The Case for the Corporate Death Penalty: Restoring Law and Order on Wall Street by Mary Kreiner Ramirez and Steven A Ramirez is a detailed investigation of the 2008 financial meltdown. Mary Kreiner Ramirez is Professor of Law at Washburn University School of Law, where she teaches a course on White Collar Crime. She is a former prosecutor for the Department of Justice Antitrust Division, where she prosecuted white-collar criminals. She has published numerous articles addressing the challenges in combating white collar crime. Steven A. Ramirez is Professor of Law and Associate Dean at Loyola University of Chicago, where he also directs the Business and Corporate Governance Law Center.
It was pretty difficult to miss the effects of the fraud and associated crime with the housing loan crisis. “Too big to fail” was thrown around with little thought of history. Still, major financial corporations failed and went bankrupt. There was a building with the AIG logo on it that I passed every day going to work then one morning the logo was gone, overnight. Bank of America, Chase, Goldman Sachs, and Lehman Brothers were about to come crashing down dragging the US and the World economy with them.

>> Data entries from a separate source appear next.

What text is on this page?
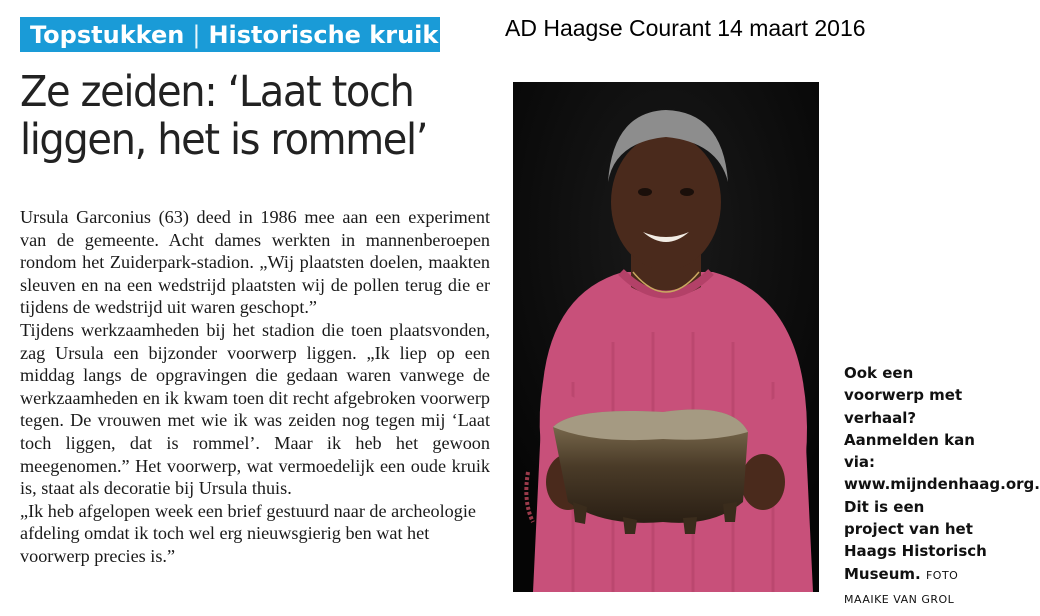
Topstukken | Historische kruik	AD Haagse Courant 14 maart 2016
Ze zeiden: ‘Laat toch
liggen, het is rommel’

Ursula Garconius (63) deed in 1986 mee aan een experiment van de gemeente. Acht dames werkten in mannenberoepen rondom het Zuiderpark-stadion. „Wij plaatsten doelen, maakten sleuven en na een wedstrijd plaatsten wij de pollen terug die er tijdens de wedstrijd uit waren geschopt.”

Tijdens werkzaamheden bij het stadion die toen plaatsvonden, zag Ursula een bijzonder voorwerp liggen. „Ik liep op een middag langs de opgravingen die gedaan waren vanwege de werkzaamheden en ik kwam toen dit recht afgebroken voorwerp tegen. De vrouwen met wie ik was zeiden nog tegen mij ‘Laat toch liggen, dat is rommel’. Maar ik heb het gewoon meegenomen.” Het voorwerp, wat vermoedelijk een oude kruik is, staat als decoratie bij Ursula thuis.

„Ik heb afgelopen week een brief gestuurd naar de archeologie afdeling omdat ik toch wel erg nieuwsgierig ben wat het voorwerp precies is.”

Ook een voorwerp met verhaal? Aanmelden kan via: www.mijndenhaag.org. Dit is een project van het Haags Historisch Museum. FOTO MAAIKE VAN GROL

The authors start with an introduction to other recent financial crimes. Enron’s fall and the fraud trials for Lay and Skilling brought some serious charges to trial. With the trial, evidence was actually brought to court and the justice system was used to verify the evidence. Court records are used as proof of the crimes. This lead to the disappearance of Enron and Arthur Andersen.
The 2008 financial crisis was far more criminal from the information presented. The problem, however, is the lack of criminal charges and trials. To the public, what happened to banking leaders was even more deplorable. Not only were there no charges, many executives walked away with bonuses while the foreclosure epidemic would drain over four trillion dollars from the economy. It became the financial equivalent of Stalin’s “The death of one man is a tragedy, the death of millions is a statistic.” Rob one man and it’s a crime. Rob millions and it’s a statistic… deserving a bailout.
The authors wanted to build a case based on court records but that just cannot be done. Perhaps the only thing worse than the fraud and financial crimes is the lack of prosecution. Politically connected Kenneth Lay did go to court and was found guilty. He faced up to forty-five years in prison before his death. The 2008 crisis shows the closeness of government agencies and the financial industry. People move freely taking positions in both spheres. That closeness the financial industry and the people who regulate it would not be allowed elsewhere. It boils down to money is power and power is money.
The authors take what would be dry financial information and even drier legalistic thinking and combine it into a very intriguing look at possibly the most devastating economic failures. The Case for the Corporate Death Penalty shows the reader that not only does crime pay, it pays very well at the expense of everyone else.